富裕世帯の数を都市別に見ると、“3+2+2”という序列であり、まず上位3都市が北京、上海、香港、これに次ぐのがともに広東省の深センと広州、さらに浙江省の杭州と寧波が続いている。また上位30都市の富裕世帯数の合計数が中国全体の富裕世帯数に占める割合は、前年は68%だったが今回は67%であった。
さらに、資産額別の世帯数の地域分布をみると、600万元以上の「富裕世帯数」の上位3地域は北京市の73万戸、広東省の70.1万戸、上海市の62.6万戸の順で、1000万元以上の「高資産世帯」は同じく多い順に広東省が30万戸、北京市が29.9万戸、上海市が26.5万戸、1億元以上の「超高資産世帯」は北京市が1.94万戸、広東省が1.73万戸、上海市が1.68万戸となっている。
「超高資産世帯」の職業を見ると、会社経営者の割合が前年より4ポイント増えて79%、株の投資家が同じく2ポイント減って14%、不動産投資家が2ポイント減って7%であった。
胡潤百富の会長兼首席調査官である胡潤氏は、「2022年は、コロナ禍に加えて海外の地政学的問題を受け、世界経済が一段と不透明になり、主要国で個人の財産が伸びなくなった。
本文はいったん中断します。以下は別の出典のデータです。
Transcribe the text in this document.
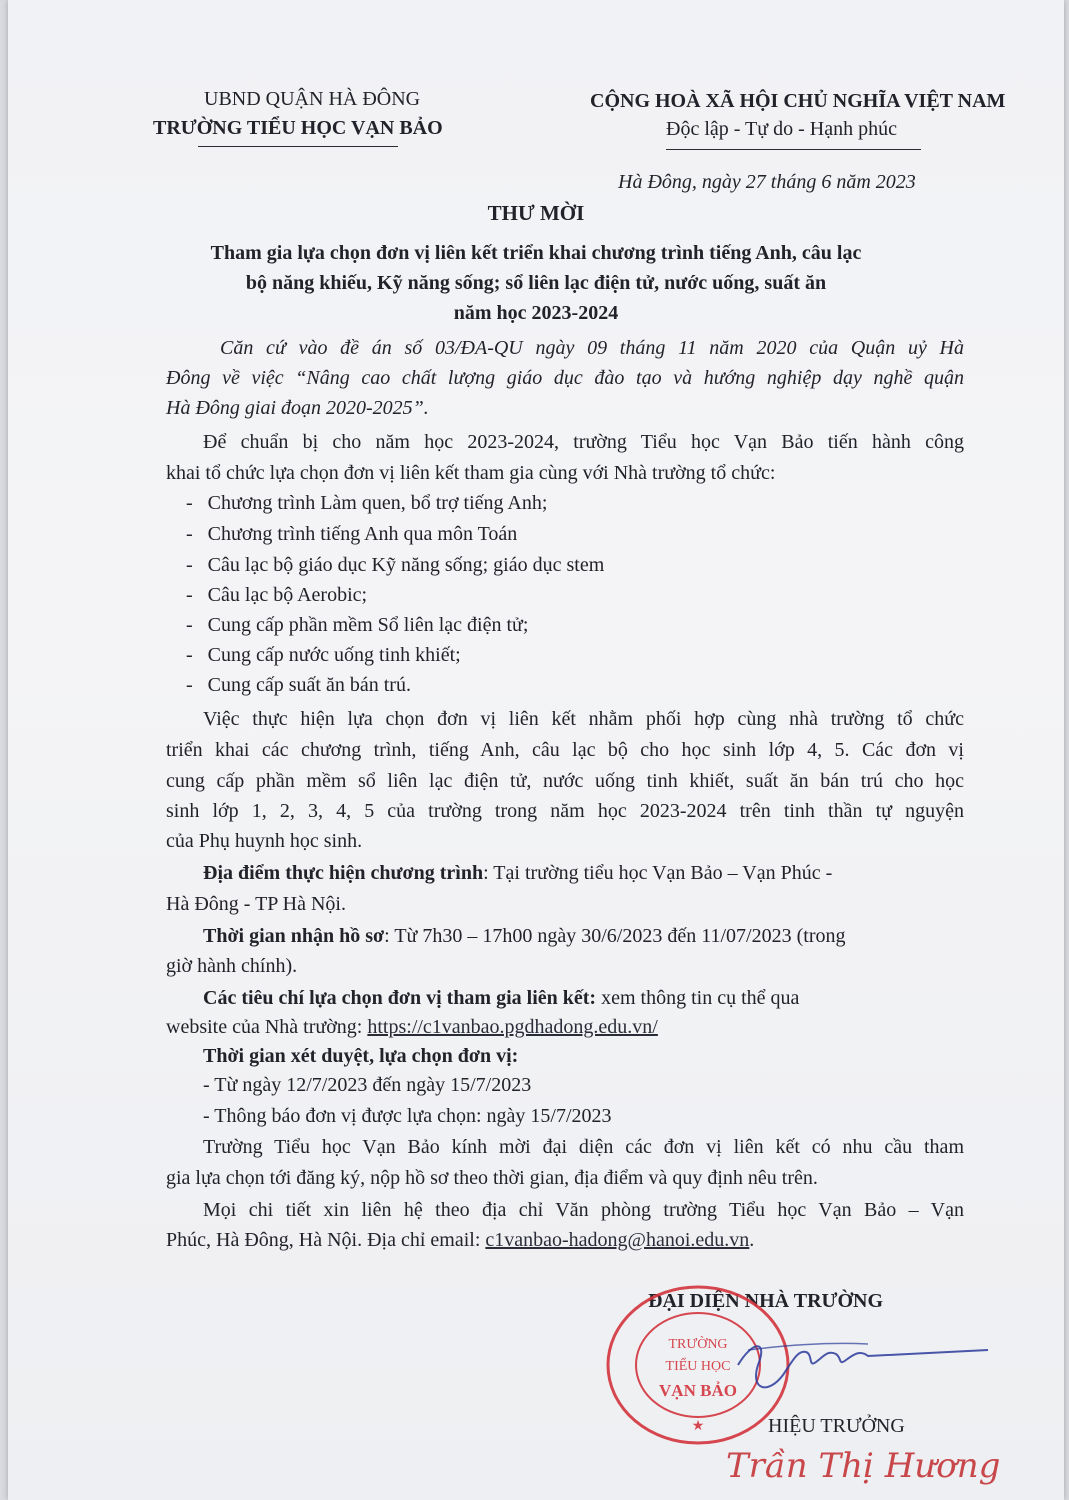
UBND QUẬN HÀ ĐÔNG
TRƯỜNG TIỂU HỌC VẠN BẢO
CỘNG HOÀ XÃ HỘI CHỦ NGHĨA VIỆT NAM
Độc lập - Tự do - Hạnh phúc
Hà Đông, ngày 27 tháng 6 năm 2023
THƯ MỜI
Tham gia lựa chọn đơn vị liên kết triển khai chương trình tiếng Anh, câu lạc
bộ năng khiếu, Kỹ năng sống; sổ liên lạc điện tử, nước uống, suất ăn
năm học 2023-2024
Căn cứ vào đề án số 03/ĐA-QU ngày 09 tháng 11 năm 2020 của Quận uỷ Hà
Đông về việc “Nâng cao chất lượng giáo dục đào tạo và hướng nghiệp dạy nghề quận
Hà Đông giai đoạn 2020-2025”.
Để chuẩn bị cho năm học 2023-2024, trường Tiểu học Vạn Bảo tiến hành công
khai tổ chức lựa chọn đơn vị liên kết tham gia cùng với Nhà trường tổ chức:
-   Chương trình Làm quen, bổ trợ tiếng Anh;
-   Chương trình tiếng Anh qua môn Toán
-   Câu lạc bộ giáo dục Kỹ năng sống; giáo dục stem
-   Câu lạc bộ Aerobic;
-   Cung cấp phần mềm Sổ liên lạc điện tử;
-   Cung cấp nước uống tinh khiết;
-   Cung cấp suất ăn bán trú.
Việc thực hiện lựa chọn đơn vị liên kết nhằm phối hợp cùng nhà trường tổ chức
triển khai các chương trình, tiếng Anh, câu lạc bộ cho học sinh lớp 4, 5. Các đơn vị
cung cấp phần mềm sổ liên lạc điện tử, nước uống tinh khiết, suất ăn bán trú cho học
sinh lớp 1, 2, 3, 4, 5 của trường trong năm học 2023-2024 trên tinh thần tự nguyện
của Phụ huynh học sinh.
Địa điểm thực hiện chương trình: Tại trường tiểu học Vạn Bảo – Vạn Phúc -
Hà Đông - TP Hà Nội.
Thời gian nhận hồ sơ: Từ 7h30 – 17h00 ngày 30/6/2023 đến 11/07/2023 (trong
giờ hành chính).
Các tiêu chí lựa chọn đơn vị tham gia liên kết: xem thông tin cụ thể qua
website của Nhà trường: https://c1vanbao.pgdhadong.edu.vn/
Thời gian xét duyệt, lựa chọn đơn vị:
- Từ ngày 12/7/2023 đến ngày 15/7/2023
- Thông báo đơn vị được lựa chọn: ngày 15/7/2023
Trường Tiểu học Vạn Bảo kính mời đại diện các đơn vị liên kết có nhu cầu tham
gia lựa chọn tới đăng ký, nộp hồ sơ theo thời gian, địa điểm và quy định nêu trên.
Mọi chi tiết xin liên hệ theo địa chỉ Văn phòng trường Tiểu học Vạn Bảo – Vạn
Phúc, Hà Đông, Hà Nội. Địa chỉ email: c1vanbao-hadong@hanoi.edu.vn.
ĐẠI DIỆN NHÀ TRƯỜNG
TRƯỜNG
TIỂU HỌC
VẠN BẢO
★	HIỆU TRƯỞNG
Trần Thị Hương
中国も15年ぶりに『高資産世帯』の数が減り、資産の総額も前年より3.6%減ったほか、全世界でも3000万ドル(約45億円)以上の『超高資産世帯』が所有する資産額の全合計が10%減り、欧米では率にして10ポイント以上ダウンとなった」と述べた。
15年連続の発表となった今回の「胡潤財富報告」では、調査対象都市が新たに37か所加わり、香港・マカオ・台湾と中国本土で計31の省・市・自治区の計108都市となった。中国の富裕世帯の数や分布の変化をさらに明確にする狙いがある。